Generate a Gyroid pattern over a rectangular region.
This function will generate two models representing the "positive" and
"negative" halves of the pattern. If a thin surface is desired,
these two models can be dilated and the intersection of the results found.
However, due to the voxel-based representation, this "surface" will have
a non-zero thickness.
Args:
size: Size of rectangular region
scale: Period of the surface function in voxels
coords: Model origin coordinates
material1: Material index for negative model, corresponds to materials.py
material2: Material index for positive model, corresponds to materials.py
resolution: Number of voxels per mm
Returns:
Negative model, Positive model
"""
s = (2 * math.pi) / scale # scaling multipler
modelData = np.zeros((size[0], size[1], size[2]), dtype=np.uint16)
surface_model_inner = VoxelModel(modelData, generateMaterials(material1), coords=coords, resolution=resolution)
surface_model_outer = VoxelModel(modelData, generateMaterials(material2), coords=coords, resolution=resolution)
for x in tqdm(range(size[0]), desc='Generating Gyroid'):
for y in range(size[1]):
for z in range(size[2]):
t_calc = math.sin(x*s) * math.cos(y*s)
t_calc = math.sin(y*s) * math.cos(z*s) + t_calc
t_calc = math.sin(z*s) * math.cos(x*s) + t_calc
if t_calc < 0:
surface_model_inner.voxels[x, y, z] = 1
else:
surface_model_outer.voxels[x, y, z] = 1
return surface_model_inner, surface_model_outer
def schwarzP(size: Tuple[int, int, int] = (15, 15, 15), scale: int = 15, coords: Tuple[int, int, int] = (0, 0, 0), material1: int = 1, material2: int = 2, resolution: float = 1):
"""
Generate a Schwarz P-surface over a rectangular region.
This function will generate two models representing the "positive" and
"negative" halves of the pattern.

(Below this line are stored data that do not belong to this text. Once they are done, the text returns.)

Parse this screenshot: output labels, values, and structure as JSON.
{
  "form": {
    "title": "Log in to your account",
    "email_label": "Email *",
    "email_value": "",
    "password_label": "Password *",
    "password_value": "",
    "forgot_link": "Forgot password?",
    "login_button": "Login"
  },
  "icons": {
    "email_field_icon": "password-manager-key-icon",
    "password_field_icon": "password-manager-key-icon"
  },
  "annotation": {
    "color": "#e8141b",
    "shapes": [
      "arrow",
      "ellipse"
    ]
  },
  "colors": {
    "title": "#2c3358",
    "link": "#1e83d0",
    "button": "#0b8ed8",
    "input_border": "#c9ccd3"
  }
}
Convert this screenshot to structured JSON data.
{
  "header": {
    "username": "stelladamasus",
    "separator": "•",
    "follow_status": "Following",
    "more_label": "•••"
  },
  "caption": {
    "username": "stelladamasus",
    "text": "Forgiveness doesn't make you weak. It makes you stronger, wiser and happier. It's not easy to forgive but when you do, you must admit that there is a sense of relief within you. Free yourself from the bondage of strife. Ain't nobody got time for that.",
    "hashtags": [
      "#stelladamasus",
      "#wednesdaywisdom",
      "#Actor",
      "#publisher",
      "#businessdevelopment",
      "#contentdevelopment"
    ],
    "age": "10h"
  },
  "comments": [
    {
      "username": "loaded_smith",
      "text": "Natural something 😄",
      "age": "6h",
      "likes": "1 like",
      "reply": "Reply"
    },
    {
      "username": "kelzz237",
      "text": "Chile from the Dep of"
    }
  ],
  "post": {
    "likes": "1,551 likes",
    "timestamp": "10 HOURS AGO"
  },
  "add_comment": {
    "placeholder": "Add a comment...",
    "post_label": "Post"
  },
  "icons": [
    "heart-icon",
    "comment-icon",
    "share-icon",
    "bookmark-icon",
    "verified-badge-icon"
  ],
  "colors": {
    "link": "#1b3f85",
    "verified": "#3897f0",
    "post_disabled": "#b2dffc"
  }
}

If a thin surface is desired,
these two models can be dilated and the intersection of the results found.
However, due to the voxel-based representation, this "surface" will have
a non-zero thickness.
Args:
size: Size of rectangular region
scale: Period of the surface function in voxels
coords: Model origin coordinates
material1: Material index for negative model, corresponds to materials.py
material2: Material index for positive model, corresponds to materials.py
resolution: Number of voxels per mm
Returns:
Negative model, Positive model
"""
s = (2 * math.pi) / scale # scaling multipler
modelData = np.zeros((size[0], size[1], size[2]), dtype=np.uint16)

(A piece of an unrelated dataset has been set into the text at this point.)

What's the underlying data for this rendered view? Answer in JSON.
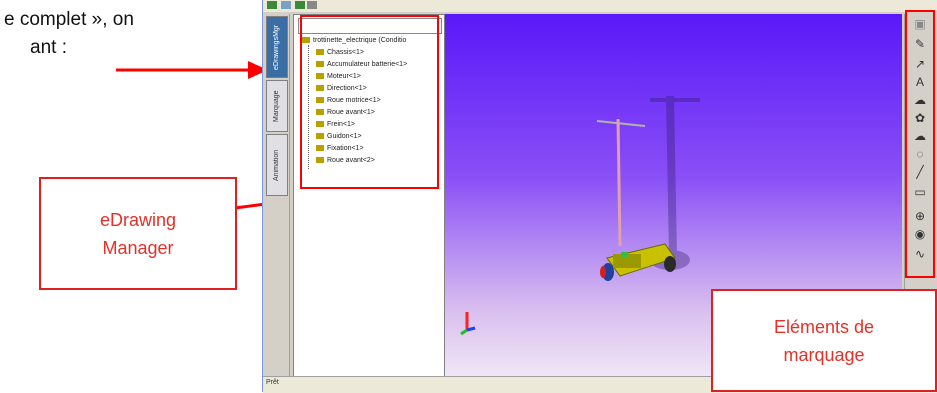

surface_model_inner = VoxelModel(modelData, generateMaterials(material1), coords=coords, resolution=resolution)
surface_model_outer = VoxelModel(modelData, generateMaterials(material2), coords=coords, resolution=resolution)

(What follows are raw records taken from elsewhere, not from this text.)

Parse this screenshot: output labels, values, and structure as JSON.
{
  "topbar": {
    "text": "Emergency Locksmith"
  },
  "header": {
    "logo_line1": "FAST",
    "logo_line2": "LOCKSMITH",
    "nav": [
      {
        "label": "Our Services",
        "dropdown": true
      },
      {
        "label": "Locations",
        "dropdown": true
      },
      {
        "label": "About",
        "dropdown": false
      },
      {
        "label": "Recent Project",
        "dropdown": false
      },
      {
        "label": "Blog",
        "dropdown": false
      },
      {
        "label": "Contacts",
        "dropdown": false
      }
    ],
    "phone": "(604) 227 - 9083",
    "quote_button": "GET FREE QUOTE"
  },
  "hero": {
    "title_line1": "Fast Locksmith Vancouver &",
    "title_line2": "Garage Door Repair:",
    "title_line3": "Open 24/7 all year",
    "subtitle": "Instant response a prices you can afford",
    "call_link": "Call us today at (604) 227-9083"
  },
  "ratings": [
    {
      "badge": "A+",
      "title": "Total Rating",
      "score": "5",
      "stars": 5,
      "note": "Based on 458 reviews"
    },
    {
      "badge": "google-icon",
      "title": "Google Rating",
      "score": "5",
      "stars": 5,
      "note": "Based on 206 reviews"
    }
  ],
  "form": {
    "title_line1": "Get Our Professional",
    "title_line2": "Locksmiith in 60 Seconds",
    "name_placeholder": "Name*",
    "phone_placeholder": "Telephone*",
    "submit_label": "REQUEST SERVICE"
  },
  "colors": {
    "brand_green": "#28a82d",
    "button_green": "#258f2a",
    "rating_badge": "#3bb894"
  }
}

for x in tqdm(range(size[0]), desc='Generating Gyroid'):
for y in range(size[1]):
for z in range(size[2]):
t_calc = math.cos(x*s)
t_calc = math.cos(y*s) + t_calc
t_calc = math.cos(z*s) + t_calc
if t_calc < 0:
surface_model_inner.voxels[x, y, z] = 1
else:
surface_model_outer.voxels[x, y, z] = 1
return surface_model_inner, surface_model_outer
def schwarzD(size: Tuple[int, int, int] = (15, 15, 15), scale: int = 15, coords: Tuple[int, int, int] = (0, 0, 0), material1: int = 1, material2: int = 2, resolution: float = 1):
"""
Generate a Schwarz D-surface over a rectangular region.
This function will generate two models representing the "positive" and
"negative" halves of the pattern. If a thin surface is desired,
these two models can be dilated and the intersection of the results found.
However, due to the voxel-based representation, this "surface" will have
a non-zero thickness.
Args:
size: Size of rectangular region
scale: Period of the surface function in voxels
coords: Model origin coordinates
material1: Material index for negative model, corresponds to materials.py
material2: Material index for positive model, corresponds to materials.py
resolution: Number of voxels per mm
Returns:
Negative model, Positive model
"""
s = (2 * math.pi) / scale # scaling multipler
modelData = np.zeros((size[0], size[1], size[2]), dtype=np.uint16)
surface_model_inner = VoxelModel(modelData, generateMaterials(material1), coords=coords, resolution=resolution)
surface_model_outer = VoxelModel(modelData, generateMaterials(material2), coords=coords, resolution=resolution)
for x in tqdm(range(size[0]), desc='Generating Gyroid'):
for y in range(size[1]):
for z in range(size[2]):
t_calc = math.sin(x*s) * math.sin(y*s) * math.sin(z*s)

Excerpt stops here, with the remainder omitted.